To accomplish this object, I hereby appoint Prof. Joseph Henry, Secretary of the Smithsonian Institution, Washington City, D. C., Dr. E. L. Youmans of New York, and General Hector Tyndale, of Philadelphia, to act as a Board of Trustees to take charge of the above sum, to carefully invest it in permanent securities; and I further direct that the said Board shall, for the present, appropriate the interest of the fund in supporting, or in assisting to support, at such European universities as they may consider most desirable, two (2) American pupils who may evince decided talents in physics, and who may express a determination to devote their lives to this work. My desire would be that each pupil should spend four years at a German university, three of those years to be devoted to the acquisition of knowledge, and the fourth to original investigation.
If, however, in the progress of science in the United States, it should at any time appear to the said Board that the end herein proposed would be better subserved by granting aid to students, or for some special researches in this country, the Board is authorized to make appropriations from the income of the fund for such purposes.
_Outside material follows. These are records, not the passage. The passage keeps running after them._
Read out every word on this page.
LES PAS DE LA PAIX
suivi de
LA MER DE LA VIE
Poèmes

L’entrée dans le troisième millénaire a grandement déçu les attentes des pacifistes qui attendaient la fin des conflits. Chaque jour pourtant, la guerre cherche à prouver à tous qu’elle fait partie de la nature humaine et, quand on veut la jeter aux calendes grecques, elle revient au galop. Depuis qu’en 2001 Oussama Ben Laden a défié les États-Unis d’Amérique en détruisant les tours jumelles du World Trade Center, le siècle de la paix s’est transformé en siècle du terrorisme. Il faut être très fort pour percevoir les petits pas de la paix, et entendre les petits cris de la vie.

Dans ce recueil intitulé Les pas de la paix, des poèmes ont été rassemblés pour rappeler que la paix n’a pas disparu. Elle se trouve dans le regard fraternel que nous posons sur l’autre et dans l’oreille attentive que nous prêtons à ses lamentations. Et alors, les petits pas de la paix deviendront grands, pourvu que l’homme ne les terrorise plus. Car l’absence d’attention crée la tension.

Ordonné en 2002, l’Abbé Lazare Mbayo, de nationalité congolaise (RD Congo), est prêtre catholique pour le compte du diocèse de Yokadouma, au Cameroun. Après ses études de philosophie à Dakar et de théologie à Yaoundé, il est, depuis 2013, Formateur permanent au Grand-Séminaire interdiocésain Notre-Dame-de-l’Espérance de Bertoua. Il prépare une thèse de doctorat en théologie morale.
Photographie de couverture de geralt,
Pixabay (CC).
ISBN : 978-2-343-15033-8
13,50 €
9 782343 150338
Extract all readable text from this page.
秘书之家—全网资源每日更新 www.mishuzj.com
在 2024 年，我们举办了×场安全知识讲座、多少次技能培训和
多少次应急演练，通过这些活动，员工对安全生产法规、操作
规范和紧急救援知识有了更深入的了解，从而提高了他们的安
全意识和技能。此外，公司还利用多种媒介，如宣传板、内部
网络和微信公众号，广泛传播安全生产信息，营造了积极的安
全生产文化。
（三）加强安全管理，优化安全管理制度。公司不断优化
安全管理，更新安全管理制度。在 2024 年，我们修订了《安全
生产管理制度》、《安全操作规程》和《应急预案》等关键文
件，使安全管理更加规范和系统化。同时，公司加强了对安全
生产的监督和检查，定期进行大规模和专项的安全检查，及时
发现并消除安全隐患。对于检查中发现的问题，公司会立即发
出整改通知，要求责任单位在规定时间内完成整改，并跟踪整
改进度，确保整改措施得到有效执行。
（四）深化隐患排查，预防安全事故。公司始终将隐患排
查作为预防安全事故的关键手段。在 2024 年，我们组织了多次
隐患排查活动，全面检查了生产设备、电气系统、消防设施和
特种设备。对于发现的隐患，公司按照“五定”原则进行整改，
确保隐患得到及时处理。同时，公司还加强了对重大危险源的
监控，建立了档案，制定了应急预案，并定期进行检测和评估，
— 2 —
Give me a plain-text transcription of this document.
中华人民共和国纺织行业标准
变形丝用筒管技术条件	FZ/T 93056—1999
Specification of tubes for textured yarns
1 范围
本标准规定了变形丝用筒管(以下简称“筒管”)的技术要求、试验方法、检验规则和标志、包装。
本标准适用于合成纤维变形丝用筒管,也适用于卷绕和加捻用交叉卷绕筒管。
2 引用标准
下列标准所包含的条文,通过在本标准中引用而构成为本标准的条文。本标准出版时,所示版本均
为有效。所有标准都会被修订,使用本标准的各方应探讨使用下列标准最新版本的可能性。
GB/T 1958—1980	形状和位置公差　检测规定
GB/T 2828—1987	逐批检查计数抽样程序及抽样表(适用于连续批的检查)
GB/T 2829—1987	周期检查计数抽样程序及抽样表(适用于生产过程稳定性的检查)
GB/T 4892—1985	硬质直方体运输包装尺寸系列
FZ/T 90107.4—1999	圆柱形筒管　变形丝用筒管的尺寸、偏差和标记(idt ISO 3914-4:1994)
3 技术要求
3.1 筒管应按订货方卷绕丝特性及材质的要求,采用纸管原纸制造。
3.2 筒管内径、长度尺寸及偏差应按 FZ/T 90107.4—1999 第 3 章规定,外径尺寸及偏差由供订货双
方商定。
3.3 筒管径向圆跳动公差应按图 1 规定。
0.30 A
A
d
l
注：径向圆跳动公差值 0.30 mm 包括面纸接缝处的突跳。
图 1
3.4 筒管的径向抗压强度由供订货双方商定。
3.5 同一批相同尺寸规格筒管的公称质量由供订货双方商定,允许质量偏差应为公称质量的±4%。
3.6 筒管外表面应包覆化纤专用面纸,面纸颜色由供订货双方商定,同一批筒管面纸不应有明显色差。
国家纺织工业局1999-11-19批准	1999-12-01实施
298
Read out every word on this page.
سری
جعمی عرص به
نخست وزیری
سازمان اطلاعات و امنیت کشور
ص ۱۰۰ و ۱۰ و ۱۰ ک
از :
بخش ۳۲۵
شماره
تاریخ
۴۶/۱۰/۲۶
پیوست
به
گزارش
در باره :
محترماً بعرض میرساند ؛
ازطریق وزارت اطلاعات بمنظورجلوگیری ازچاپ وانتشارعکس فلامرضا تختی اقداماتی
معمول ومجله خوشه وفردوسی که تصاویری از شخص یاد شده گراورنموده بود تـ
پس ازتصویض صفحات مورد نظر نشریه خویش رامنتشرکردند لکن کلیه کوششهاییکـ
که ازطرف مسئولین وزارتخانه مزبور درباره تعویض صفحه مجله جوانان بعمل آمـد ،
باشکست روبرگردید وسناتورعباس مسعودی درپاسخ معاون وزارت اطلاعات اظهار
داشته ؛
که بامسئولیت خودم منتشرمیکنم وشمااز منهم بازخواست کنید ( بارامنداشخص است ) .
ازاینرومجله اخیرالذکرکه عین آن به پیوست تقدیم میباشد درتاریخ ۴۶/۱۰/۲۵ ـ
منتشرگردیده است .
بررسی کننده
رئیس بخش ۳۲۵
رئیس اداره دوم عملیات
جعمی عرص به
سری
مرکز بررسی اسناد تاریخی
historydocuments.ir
I further direct that vacancies which may occur in said Board of Trustees, by death or otherwise, shall be filled by the President of the National Academy of Sciences.
If in the course of any year the whole amount of the interest which accrues from the fund be not expended in the manner before mentioned, the surplus may be added to the principal, or may be expended in addition to the annual interest of another year,
If at any time any organization shall be established, and money provided by other persons for the promotion of such original research as I have in view, I authorize the said Board of Trustees to exercise their discretion as to coöperating in such work from the income of this fund.
In witness whereof I have hereunto set my hand and seal this 7th of February, 1873, in the city of New York.
|(Signed) Join Tyndall l. s.|
|In presence of|
| (Signed) C. Burritt Watte,
(Signed) L. E. Fuller.
- At Philadelphia I had no hotel expenses, but was most comfortably lodged at the house of my kinsman, General Hector Tyndale. He, I may add, paid his own hotel expenses wherever he accompanied me.